Das Kriegstagebuch des Alfred H. Fried

Thun, 2. August.

Pastor Nithack-Stahn schreibt in einem in der «Christlichen Welt» veröffentlichten Artikel (Politik und Moral):

«Wie der Krieg, in dem wir stehen, nicht ein Krieg nach und vor anderen, sondern der Krieg ist, die höchste und kaum überbietbare Verwirklichung dieses Begriffes, so beispiellos sind auch jetzt seine Wirkungen. Schlechthin neu an ihm ist vor allem dies, das zum erstenmal in der Geschichte der Krieg als solcher Millionen Menschen zum Problem geworden ist. Für immer vorbei ist die Zeit, wo die Völker ihn als selbstverständliches Ereignis hinnahmen, als natürliche Unterbrechung des Friedens, wie Sommer und Winter wechseln, sei er denn Gottes Schickung oder Naturereignis oder im Rate der Fürsten und Staatsmänner beschlossen. ln Millionen Köpfen ist die Skepsis gegen den Krieg erwacht — schon seit den letzten Menschenaltern langsam aufsteigend, aber erst heute weithin offenbar — nie wieder zu beschwichtigen. Daher eine Kriegsliteratur, die über alle politischen und wirtschaftlichen Fragen der Zeit hinaus die Fragwürdigkeit des Krieges überhaupt voraussetzt, seinen sittlichen Charakter untersucht».

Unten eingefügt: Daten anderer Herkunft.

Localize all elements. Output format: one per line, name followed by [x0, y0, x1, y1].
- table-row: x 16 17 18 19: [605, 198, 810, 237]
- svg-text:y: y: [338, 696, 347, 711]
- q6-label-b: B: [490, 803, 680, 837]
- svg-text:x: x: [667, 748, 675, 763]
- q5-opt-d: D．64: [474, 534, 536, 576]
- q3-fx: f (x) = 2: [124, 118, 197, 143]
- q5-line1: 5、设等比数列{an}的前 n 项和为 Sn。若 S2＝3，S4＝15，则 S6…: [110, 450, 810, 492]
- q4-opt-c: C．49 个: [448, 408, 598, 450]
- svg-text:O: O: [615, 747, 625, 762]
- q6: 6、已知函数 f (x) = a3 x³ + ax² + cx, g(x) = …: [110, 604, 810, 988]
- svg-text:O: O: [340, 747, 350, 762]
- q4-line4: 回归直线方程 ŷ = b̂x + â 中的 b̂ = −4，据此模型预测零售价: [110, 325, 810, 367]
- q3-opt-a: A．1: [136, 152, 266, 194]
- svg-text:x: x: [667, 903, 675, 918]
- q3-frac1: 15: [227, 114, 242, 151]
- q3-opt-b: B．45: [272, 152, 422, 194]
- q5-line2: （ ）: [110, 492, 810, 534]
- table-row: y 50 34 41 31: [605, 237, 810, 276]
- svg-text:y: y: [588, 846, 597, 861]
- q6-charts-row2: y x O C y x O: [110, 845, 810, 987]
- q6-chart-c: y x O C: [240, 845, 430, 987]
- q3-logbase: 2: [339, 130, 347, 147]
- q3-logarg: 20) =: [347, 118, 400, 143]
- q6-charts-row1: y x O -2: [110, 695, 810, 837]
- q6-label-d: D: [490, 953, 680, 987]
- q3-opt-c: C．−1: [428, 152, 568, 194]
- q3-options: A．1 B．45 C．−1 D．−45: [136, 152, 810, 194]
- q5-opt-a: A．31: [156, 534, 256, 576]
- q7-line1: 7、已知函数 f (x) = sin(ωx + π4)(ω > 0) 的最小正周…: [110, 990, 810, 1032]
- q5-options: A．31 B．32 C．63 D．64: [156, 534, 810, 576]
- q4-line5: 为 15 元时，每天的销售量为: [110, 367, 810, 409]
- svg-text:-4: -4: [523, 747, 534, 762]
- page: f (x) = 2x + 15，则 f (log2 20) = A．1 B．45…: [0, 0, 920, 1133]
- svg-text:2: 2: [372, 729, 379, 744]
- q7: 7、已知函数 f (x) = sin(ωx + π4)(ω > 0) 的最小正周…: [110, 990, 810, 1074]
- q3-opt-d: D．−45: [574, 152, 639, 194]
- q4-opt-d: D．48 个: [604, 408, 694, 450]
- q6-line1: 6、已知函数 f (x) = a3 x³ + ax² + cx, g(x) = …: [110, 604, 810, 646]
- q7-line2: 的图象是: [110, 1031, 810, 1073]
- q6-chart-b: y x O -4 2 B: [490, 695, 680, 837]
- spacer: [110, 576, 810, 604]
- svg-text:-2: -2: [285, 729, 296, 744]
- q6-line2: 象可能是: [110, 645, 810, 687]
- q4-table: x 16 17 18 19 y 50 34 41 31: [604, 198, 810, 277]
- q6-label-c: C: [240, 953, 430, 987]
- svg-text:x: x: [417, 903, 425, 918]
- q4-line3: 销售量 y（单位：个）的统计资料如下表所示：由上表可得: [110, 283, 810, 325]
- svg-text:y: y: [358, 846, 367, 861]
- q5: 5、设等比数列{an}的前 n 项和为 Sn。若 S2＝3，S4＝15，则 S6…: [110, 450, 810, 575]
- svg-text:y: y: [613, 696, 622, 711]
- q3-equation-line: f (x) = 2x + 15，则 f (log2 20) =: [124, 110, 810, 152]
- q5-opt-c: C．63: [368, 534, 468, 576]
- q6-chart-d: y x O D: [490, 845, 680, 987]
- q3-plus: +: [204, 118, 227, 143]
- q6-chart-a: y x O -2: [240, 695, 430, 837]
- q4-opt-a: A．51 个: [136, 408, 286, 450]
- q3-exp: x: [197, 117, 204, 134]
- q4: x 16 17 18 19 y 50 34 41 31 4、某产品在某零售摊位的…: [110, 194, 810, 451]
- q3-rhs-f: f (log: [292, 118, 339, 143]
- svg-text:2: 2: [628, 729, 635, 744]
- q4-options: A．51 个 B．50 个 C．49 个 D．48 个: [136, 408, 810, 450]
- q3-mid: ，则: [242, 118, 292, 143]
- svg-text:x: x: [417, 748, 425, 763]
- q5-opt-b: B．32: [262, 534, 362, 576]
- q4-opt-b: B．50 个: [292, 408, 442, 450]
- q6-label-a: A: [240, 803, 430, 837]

«Die Skepsis gegen den Krieg»! Ja, die ist erwacht. Der Gedanke von der Weltordnungsgemässheit des Krieges, von der Naturbedingtheit seiner Entladung, von der Ohnmacht des Ankämpfens gegen ihn ist dahin. Wohl für immer dahin. Und diejenigen, die diese Ideen noch weiter vertreten wollen, werden eine komische Figur machen, wie Wahrsagerinnen oder Gesundbeter. Es wird immer weitern Schichten der Bevölkerung aller Länder klar, dass der Krieg ein vermeidbares Übel ist, dass auch dieser Krieg vermeidbar war, und dass jene Umstände und Verhältnisse, die seine Vermeidung verhinderten, der Kern der Krankheit sind, von der Europa geheilt werden muss.

ln einem Zustimmungsbrief, den ich heute von Frau A. (Wiesbaden) erhielt, heisst es:

«Wenn jetzt ein Staatsmann auftauchen würde, einerlei in welchem Land, der die Grösse und Aufgabe erfasste, und die grosse Weisheit und Güte besässe, die Fäden zur Verständigung zu fassen und die Zukunft der europäischen Staaten untereinander und miteinander vorzubereiten durch einen Frieden, den kein Staat unterdrücken und verletzen dürfe, er würde sich ein Denkmal für ewige Zeiten setzen. Ich muss immer an Hunde denken, die sich ineinander verbissen haben und ohne Hilfe von aussen nicht auseinander können».

«Ein Anschluss an Russland», so heisst es im selben Brief, «wäre nicht auszudenken». Gleichzeitig erhielt ich jedoch einen Brief des Grafen A.A., worin es heisst: «Was ich von der Möglichkeit schrieb, dass die Zentralmächte, um der Isolierung zu entgehen, zu einer Verständigung mit Russland gedrängt sein könnten, war nur pro interna gemeint, als eine eventuell eintretende traurige Notwendigkeit, als ein uns aufgedrungenes Auskunftsmittel ...»

Die Zentralmächte haben eine Isolierung nicht zu fürchten, wenn sie auf die Gründung eines europäischen Staatensystems einzugehen bereit wären.